I Cannot SSH Into My Server Anymore (And That’s Fine)

47 points by lthms

novalis

Now, every time I update the tag www/soap.coffee:live to point to a newer version of my image, my website is updated within the hour.

Hope you didn't make a typo -- you'll be staring at it for a long time. I don't see the appeal of a system with cycle times this slow, and observability this weak.

dsr

I have a webserver - nginx - which serves static files. I have a script -- it's actually a makefile -- that can invoke an editor to create or edit an article. To publish, it rsyncs the changes over to the webserver.

I can serve, at a rough estimate, every household in the USA one article a day. Maybe two. Actual demand is lower than this by maybe seven orders of magnitude, so I use the server for other things, as well.

lthms

That’s fair, and my setup was just like that one for ages, but I host a website also (maybe mostly) as a way to experiment here and there. 😅 I wouldn’t advise for this setup for anyone else clearly, maybe I should have added a note about that.
m_a_r_k

Ive made a game out of serving as much as i can from my mailserver. Im already paying to run it, so i eek every cycle i can out.

On the smallest vps vultr has,(1 core 512MB ram), i run

Email

Website

Irc bouncer

Rss aggregator

Gemini capsule

Git server

If i had more than 3 mailboxes i couldnt get away with that, but like you, i might as well do more with the space.

Everything else runs in my homelab, but since im paying for it anyway, i stretch that little machine.

polywolf

I also discovered Podman Quadlets recently, and use them to run a Factorio server. It is pretty nice, though I have found that "reading the man page in full" is a lot nicer than any other documentation that you can find from a standard web search.

One point in particular that tripped me up was the following (https://docs.podman.io/en/latest/markdown/podman-systemd.unit.5.html):

The services created by Podman are considered transient by systemd, which means they don’t have the same persistence rules as regular units. In particular, it is not possible to systemctl enable them in order for them to become automatically enabled on the next boot.

To compensate for this, the generator manually applies the [Install] section of the container definition unit files during generation, in the same way systemctl enable does when run later.

That is, so long as the definition has an [Install] section, it will be automatically enabled, and this has to be done due to limitations in systemd.

Anyways, this is a very good article, nice to see a demonstration of a completely automated setup!

lthms

That looks like something that works by accident more than anything else ahah. If I understand correctly, it means that the generator generates the .service file but also shortcut system enable by just creating the symlinks etc.?
koala

Yup, quadlets have so many hidden features- like there's built-in support to update the container images that works OOB!

I resist using containers because they feel like the wrong solution for me, but when you need them, podman/systemd does everything very nicely in a very lightweight fashion.

I also pull Talos for stuff that fits better into K8S- or when I want to learn more K8S. But I find it's a bit more low level unless you add more moving parts.

wink

To publish a new article, I push a new Docker image to the appropriate registry with the correct tag. tinkerbell will fetch and deploy it

I know I just misread it but now I want a blog where article is its own container. And then every comment as well.

yorickpeterse

Due to the recent Cloudflare issues (amongst other ones) I've been looking into self-hosting a few websites again. Similar to the author I want something stable/no-nonsense. In particular I've been looking into an immutable setup where (ideally) you don't even need Ignition/cloud-init/whatever Red Hat comes up with tomorrow, but so far that turns out to be tricky.

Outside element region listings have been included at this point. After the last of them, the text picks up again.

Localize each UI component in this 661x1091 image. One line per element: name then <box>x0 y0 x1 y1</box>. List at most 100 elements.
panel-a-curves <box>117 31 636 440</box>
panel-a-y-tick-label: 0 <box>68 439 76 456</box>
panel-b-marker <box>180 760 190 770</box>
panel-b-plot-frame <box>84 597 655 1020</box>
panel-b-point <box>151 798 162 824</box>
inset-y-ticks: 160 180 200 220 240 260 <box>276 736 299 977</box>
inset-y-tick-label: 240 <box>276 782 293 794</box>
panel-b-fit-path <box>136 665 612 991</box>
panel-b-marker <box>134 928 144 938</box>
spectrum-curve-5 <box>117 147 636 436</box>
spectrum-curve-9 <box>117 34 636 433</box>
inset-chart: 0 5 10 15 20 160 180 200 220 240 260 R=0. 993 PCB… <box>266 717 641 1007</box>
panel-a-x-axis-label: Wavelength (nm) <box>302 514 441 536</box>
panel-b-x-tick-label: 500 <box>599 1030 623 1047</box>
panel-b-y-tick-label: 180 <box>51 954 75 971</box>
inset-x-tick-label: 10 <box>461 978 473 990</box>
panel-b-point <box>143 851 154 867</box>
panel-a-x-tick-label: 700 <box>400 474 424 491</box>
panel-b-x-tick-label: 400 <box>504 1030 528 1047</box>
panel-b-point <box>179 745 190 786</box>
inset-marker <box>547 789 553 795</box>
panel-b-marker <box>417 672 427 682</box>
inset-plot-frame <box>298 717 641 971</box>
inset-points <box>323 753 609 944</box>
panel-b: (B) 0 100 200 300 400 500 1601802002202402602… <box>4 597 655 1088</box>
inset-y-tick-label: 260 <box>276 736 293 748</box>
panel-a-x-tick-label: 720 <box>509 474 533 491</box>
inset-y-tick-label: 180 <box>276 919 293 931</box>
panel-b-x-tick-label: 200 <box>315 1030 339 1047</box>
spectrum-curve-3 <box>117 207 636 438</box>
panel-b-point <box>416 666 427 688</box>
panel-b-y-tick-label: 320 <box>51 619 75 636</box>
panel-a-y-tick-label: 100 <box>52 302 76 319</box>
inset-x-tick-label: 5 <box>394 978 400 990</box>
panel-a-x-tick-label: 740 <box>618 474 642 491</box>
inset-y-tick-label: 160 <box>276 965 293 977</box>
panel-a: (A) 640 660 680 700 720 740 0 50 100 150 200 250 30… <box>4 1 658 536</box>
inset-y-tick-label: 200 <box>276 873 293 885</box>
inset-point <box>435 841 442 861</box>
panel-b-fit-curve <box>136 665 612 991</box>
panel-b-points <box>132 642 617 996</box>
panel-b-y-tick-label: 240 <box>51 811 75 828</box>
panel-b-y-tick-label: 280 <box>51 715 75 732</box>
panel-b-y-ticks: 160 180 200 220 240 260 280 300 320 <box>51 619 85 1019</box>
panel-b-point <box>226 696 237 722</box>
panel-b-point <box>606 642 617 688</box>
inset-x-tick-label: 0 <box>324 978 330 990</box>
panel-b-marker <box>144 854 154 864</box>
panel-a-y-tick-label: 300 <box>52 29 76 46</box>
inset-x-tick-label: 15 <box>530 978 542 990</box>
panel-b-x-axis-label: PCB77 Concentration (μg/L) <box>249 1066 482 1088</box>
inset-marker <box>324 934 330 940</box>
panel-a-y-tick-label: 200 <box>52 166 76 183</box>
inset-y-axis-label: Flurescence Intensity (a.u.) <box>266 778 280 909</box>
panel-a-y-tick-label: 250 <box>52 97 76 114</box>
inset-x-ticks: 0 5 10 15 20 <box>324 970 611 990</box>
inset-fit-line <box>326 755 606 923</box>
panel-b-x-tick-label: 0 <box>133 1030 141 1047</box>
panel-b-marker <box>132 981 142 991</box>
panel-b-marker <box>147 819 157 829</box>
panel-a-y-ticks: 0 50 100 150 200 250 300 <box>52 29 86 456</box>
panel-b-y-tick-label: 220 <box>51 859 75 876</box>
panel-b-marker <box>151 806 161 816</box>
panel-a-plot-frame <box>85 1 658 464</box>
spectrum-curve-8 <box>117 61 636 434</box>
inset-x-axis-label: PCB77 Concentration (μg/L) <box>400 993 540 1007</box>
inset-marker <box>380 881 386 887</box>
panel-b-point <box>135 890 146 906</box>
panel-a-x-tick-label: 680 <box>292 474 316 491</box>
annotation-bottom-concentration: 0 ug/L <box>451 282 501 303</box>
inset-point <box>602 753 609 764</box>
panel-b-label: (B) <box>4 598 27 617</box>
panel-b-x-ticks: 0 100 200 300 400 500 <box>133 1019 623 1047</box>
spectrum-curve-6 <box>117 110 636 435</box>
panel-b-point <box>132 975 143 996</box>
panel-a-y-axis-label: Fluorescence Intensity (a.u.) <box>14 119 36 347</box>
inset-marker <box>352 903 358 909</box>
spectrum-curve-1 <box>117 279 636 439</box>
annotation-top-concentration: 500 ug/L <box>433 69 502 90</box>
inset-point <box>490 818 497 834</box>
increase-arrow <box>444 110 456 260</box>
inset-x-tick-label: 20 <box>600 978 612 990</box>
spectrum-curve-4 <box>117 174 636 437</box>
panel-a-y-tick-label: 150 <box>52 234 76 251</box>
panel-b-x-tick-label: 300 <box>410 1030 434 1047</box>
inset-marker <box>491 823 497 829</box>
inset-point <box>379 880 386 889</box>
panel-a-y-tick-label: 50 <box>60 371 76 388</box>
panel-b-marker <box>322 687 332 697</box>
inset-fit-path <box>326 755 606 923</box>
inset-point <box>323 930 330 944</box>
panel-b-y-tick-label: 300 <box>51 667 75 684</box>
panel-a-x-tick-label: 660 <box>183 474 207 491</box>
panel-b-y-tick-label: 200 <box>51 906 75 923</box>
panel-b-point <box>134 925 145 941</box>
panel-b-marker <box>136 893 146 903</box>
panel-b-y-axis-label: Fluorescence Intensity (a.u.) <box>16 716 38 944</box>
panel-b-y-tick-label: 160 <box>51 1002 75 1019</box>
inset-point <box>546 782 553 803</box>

Specifically, I've looked into a few tools such as bootc, mkosi, and FreeBSD (see this rough repository for the code), but the results have been a bit mixed. bootc probably comes closest to what I'd like, but the general state of the project is very alpha-ish and the documentation is more or less non-existing. Building an ISO for the initial bootstrap is also difficult enough that I'm considering just bootstrapping it using Fedora CoreOS (= install CoreOS, then rebase onto the bootc image). I'll probably keep SSH access though, it's just too handy :)

Incus OS is probably quite similar to what OP does as it doesn't let you SSH into the instance either, instead you use an API through their CLI. It looks interesting, though its use of Incus instead of Podman is what put me off so far.

lthms

Thank you for the links, I’ll have some reading to do when I commute!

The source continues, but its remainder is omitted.